The rest of “Memory Machines” is just as solid and consistent. “Sun Sphere” features a peppy electric string bass line, of course performed by Rutstrom himself. “Relax Tonight” is a snugly woven blanket of drum beats and long tone synth sounds, with Rutstrom’s sleepy vocals imploring the listener to, you know, relax. (It’s actually quite relaxing.)
“Come Wander With Us” brings to mind the scene in 1971′s “Willie Wonka and the Chocolate Factory,” when the smart-ass video gaming kid shrinks himself and sends his body particles flying through the air as TV waves, and Gene Wilder is just standing there like…are you f#&$ing kidding me? “Memory Machines” could well be the album that Wilder would relax to at the end of that long day. “New Sky, Blue Sky” is a good follow-up, a sweet piano-based tune that scratches a little deeper in the depth of instruments Rutstrom plays and contributes to his own music.

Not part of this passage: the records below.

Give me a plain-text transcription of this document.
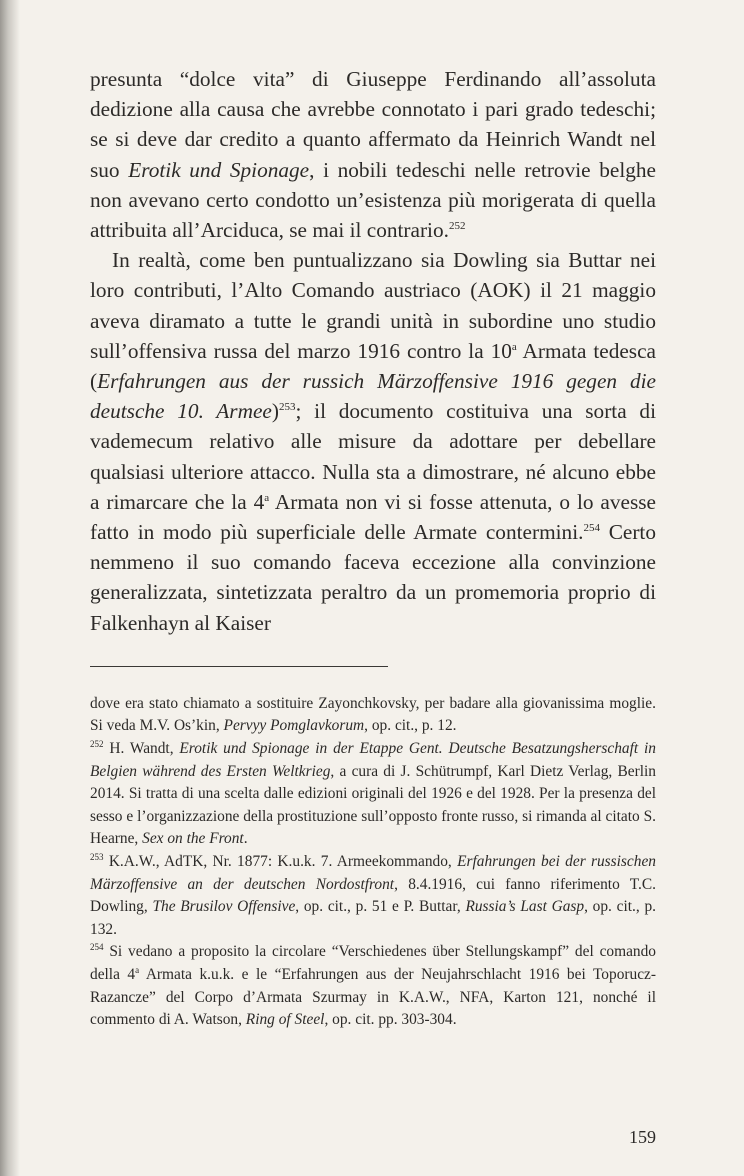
presunta “dolce vita” di Giuseppe Ferdinando all’assoluta dedizione alla causa che avrebbe connotato i pari grado tedeschi; se si deve dar credito a quanto affermato da Heinrich Wandt nel suo Erotik und Spionage, i nobili tedeschi nelle retrovie belghe non avevano certo condotto un’esistenza più morigerata di quella attribuita all’Arciduca, se mai il contrario.$^{252}$

In realtà, come ben puntualizzano sia Dowling sia Buttar nei loro contributi, l’Alto Comando austriaco (AOK) il 21 maggio aveva diramato a tutte le grandi unità in subordine uno studio sull’offensiva russa del marzo 1916 contro la 10$^a$ Armata tedesca (Erfahrungen aus der russich Märzoffensive 1916 gegen die deutsche 10. Armee)$^{253}$; il documento costituiva una sorta di vademecum relativo alle misure da adottare per debellare qualsiasi ulteriore attacco. Nulla sta a dimostrare, né alcuno ebbe a rimarcare che la 4$^a$ Armata non vi si fosse attenuta, o lo avesse fatto in modo più superficiale delle Armate contermini.$^{254}$ Certo nemmeno il suo comando faceva eccezione alla convinzione generalizzata, sintetizzata peraltro da un promemoria proprio di Falkenhayn al Kaiser

dove era stato chiamato a sostituire Zayonchkovsky, per badare alla giovanissima moglie. Si veda M.V. Os’kin, Pervyy Pomglavkorum, op. cit., p. 12.

$^{252}$ H. Wandt, Erotik und Spionage in der Etappe Gent. Deutsche Besatzungsherschaft in Belgien während des Ersten Weltkrieg, a cura di J. Schütrumpf, Karl Dietz Verlag, Berlin 2014. Si tratta di una scelta dalle edizioni originali del 1926 e del 1928. Per la presenza del sesso e l’organizzazione della prostituzione sull’opposto fronte russo, si rimanda al citato S. Hearne, Sex on the Front.

$^{253}$ K.A.W., AdTK, Nr. 1877: K.u.k. 7. Armeekommando, Erfahrungen bei der russischen Märzoffensive an der deutschen Nordostfront, 8.4.1916, cui fanno riferimento T.C. Dowling, The Brusilov Offensive, op. cit., p. 51 e P. Buttar, Russia’s Last Gasp, op. cit., p. 132.

$^{254}$ Si vedano a proposito la circolare “Verschiedenes über Stellungskampf” del comando della 4$^a$ Armata k.u.k. e le “Erfahrungen aus der Neujahrschlacht 1916 bei Toporucz-Razancze” del Corpo d’Armata Szurmay in K.A.W., NFA, Karton 121, nonché il commento di A. Watson, Ring of Steel, op. cit. pp. 303-304.

159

The album ends with “Empty Dreams,” which sounds like it’s having difficulty tuning in on an old radio. That’s intentional, but the gimmick grows weary after the first listen, despite a pretty sweet guitar solo a minute and a half in.
The other five tracks, though, are very re-listenable. There’s not much on YouTube, and nothing from this album, but download this digital album for free from bandcamp using the link at the bottom of this post.
And music videos? Who needs music videos? Last summer, Daniel Rutstrom created his own dream sequence to go with the song “I Can Take It On” off 2011′s “Empty Dreams,” which he posted with the suggestion to watch this nature video on mute. The juxtaposition is perfect, as Rutstrom’s sweet warble in “I Can Take It On” narrates the mood of standing at the top of a mountain, singing “I can take on anything / I could take on the world.” The acoustic guitar melds with the synth sounds, and a drum beat kicks up the song at just the right moments.